You know me, I’m not one to criticise. Especially not patients who, after all, are the very lifeblood of my day to day existence.

On the other hand, what is it with them currently coming into the consultation brandishing a double-shot latte freshly purchased from their favoured global-brand coffee emporium? It’s perfectly reasonable for me, the GP, to require regular caffeine fixes – after all some of their presentations (think anything with the words ‘tired’ or ‘dizziness’) would have me well off the Glasgow Coma Scale if I wasn’t mainlining macchiato.

But now it seems many of the punters can’t cope with a consultation without their coffee-cup comforter. You probably recognise the type: young, woolly hatted and clanging with multiple body piercings.

They think they’re sending out the message that they’re pressured, vital and urban. But they’d be well advised to consider the musings of Alain de Botton, who perceptively points out that a person’s taste or style is a manifestation of a deficiency in their personality – an insight which I suspect occurred to him while drinking decaff. What it means is that these patients are tossers.

Anyway, so riled have I become by the coffee consultation culture that I’m developing a little list of ways to wreak revenge.

1 Deliberately prolong the consultation with pointless diversions about the patient’s holiday plans and the health of their family until the point when you can be sure that their coffee has gone cold.

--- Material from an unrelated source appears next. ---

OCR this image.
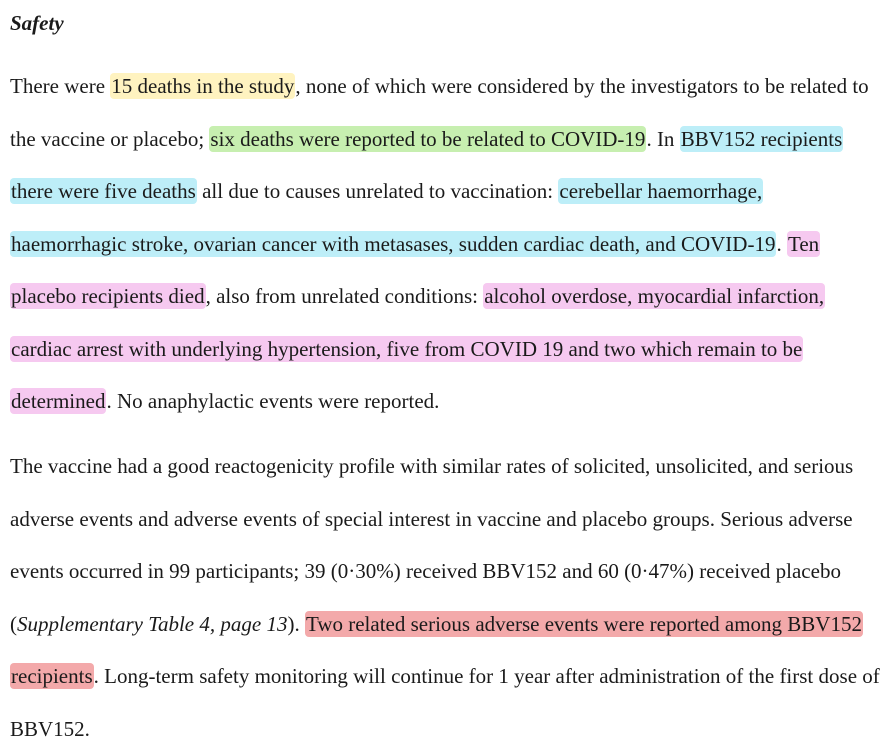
Safety

There were 15 deaths in the study, none of which were considered by the investigators to be related to the vaccine or placebo; six deaths were reported to be related to COVID-19. In BBV152 recipients there were five deaths all due to causes unrelated to vaccination: cerebellar haemorrhage, haemorrhagic stroke, ovarian cancer with metasases, sudden cardiac death, and COVID-19. Ten placebo recipients died, also from unrelated conditions: alcohol overdose, myocardial infarction, cardiac arrest with underlying hypertension, five from COVID 19 and two which remain to be determined. No anaphylactic events were reported.

The vaccine had a good reactogenicity profile with similar rates of solicited, unsolicited, and serious adverse events and adverse events of special interest in vaccine and placebo groups. Serious adverse events occurred in 99 participants; 39 (0·30%) received BBV152 and 60 (0·47%) received placebo (Supplementary Table 4, page 13). Two related serious adverse events were reported among BBV152 recipients. Long-term safety monitoring will continue for 1 year after administration of the first dose of BBV152.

2 Without explanation, perform a dipstick urinalysis on the coffee and say, ‘I see you take sugar’ (or don’t, according to the result).

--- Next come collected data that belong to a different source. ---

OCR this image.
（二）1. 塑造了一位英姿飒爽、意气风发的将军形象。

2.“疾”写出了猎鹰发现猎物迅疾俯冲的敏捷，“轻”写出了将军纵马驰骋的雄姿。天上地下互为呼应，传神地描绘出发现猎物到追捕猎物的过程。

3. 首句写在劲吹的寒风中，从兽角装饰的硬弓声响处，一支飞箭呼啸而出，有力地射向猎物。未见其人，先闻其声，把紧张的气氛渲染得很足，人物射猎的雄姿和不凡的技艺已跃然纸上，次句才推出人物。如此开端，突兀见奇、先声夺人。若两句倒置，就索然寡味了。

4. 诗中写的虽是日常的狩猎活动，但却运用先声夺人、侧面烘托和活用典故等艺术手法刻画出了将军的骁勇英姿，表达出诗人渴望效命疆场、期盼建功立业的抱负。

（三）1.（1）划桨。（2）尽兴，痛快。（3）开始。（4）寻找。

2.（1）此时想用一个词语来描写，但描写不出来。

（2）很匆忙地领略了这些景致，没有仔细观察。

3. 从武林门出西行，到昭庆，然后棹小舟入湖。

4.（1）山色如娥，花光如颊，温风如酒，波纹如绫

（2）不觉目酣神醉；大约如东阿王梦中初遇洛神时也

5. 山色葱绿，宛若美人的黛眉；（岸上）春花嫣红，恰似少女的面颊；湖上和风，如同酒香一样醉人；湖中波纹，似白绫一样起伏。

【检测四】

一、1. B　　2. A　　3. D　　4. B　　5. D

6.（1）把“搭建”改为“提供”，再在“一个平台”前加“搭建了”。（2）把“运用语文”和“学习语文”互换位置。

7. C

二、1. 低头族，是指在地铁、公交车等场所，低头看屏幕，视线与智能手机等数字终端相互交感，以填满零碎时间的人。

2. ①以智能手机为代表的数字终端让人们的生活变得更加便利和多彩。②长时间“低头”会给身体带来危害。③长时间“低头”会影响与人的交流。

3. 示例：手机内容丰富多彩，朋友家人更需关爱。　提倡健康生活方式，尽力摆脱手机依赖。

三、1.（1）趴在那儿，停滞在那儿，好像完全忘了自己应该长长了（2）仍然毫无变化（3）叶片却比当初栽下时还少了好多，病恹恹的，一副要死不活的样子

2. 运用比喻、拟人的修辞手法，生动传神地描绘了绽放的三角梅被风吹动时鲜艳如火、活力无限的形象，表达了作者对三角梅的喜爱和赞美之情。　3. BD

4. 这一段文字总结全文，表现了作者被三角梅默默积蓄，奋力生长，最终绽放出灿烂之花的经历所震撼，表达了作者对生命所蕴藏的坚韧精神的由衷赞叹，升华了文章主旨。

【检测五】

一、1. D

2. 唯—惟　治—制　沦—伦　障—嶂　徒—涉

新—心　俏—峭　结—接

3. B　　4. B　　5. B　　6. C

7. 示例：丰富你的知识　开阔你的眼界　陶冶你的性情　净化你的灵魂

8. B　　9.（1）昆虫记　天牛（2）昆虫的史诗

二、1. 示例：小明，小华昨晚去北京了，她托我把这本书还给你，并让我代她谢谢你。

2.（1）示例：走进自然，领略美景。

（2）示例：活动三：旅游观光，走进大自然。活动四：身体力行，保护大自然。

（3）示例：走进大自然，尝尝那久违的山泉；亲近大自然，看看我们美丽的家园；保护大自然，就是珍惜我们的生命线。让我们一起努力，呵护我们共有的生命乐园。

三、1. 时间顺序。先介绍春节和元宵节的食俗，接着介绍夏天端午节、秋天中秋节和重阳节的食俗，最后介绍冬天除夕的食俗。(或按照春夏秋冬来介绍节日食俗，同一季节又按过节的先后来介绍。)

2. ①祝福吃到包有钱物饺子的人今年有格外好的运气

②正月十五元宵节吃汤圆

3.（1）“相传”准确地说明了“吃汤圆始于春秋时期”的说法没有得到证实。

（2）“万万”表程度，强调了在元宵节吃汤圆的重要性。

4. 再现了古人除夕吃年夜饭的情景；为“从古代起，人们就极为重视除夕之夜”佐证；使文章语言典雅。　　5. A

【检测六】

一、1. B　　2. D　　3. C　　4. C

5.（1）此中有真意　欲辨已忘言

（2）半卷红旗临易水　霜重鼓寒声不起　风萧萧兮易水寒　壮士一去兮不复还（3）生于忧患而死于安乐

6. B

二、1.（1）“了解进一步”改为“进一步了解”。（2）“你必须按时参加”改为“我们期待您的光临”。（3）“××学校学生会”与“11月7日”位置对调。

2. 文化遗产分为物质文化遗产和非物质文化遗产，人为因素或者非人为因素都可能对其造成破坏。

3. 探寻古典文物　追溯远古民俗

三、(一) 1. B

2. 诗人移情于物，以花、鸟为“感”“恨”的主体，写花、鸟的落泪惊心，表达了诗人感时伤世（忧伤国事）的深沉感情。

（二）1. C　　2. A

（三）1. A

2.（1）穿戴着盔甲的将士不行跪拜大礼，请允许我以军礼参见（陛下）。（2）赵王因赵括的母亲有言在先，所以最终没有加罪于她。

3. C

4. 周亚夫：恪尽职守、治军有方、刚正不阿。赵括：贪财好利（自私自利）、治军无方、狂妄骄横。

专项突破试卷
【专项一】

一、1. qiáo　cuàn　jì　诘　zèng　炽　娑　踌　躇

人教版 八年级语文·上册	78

3 Take the coffee from the patient and say, ‘Thanks, but where’s my chocolate muffin?’

4 Say at the end of the consultation: ‘Do you want those antibiotics to go, or to eat here?’

5 Incorporate somewhere in the middle of the clinical interrogation the innocent question ‘Do you take much caffeine?’, pretend to note, for the first time and with exaggerated surprise and amusement, the cup of coffee, laugh uproariously, then stop abruptly and slightly prematurely to give the impression that you could well be slightly mad.

All of which is damn good fun. But on reflection, this is no laughing matter. After all, that cup is one spill away from frying my groin or frazzling my computer. So let’s have a policy whereby the only ‘extra shot’ these caffeine-loving patients receive is a bullet-shaped one between the eyes.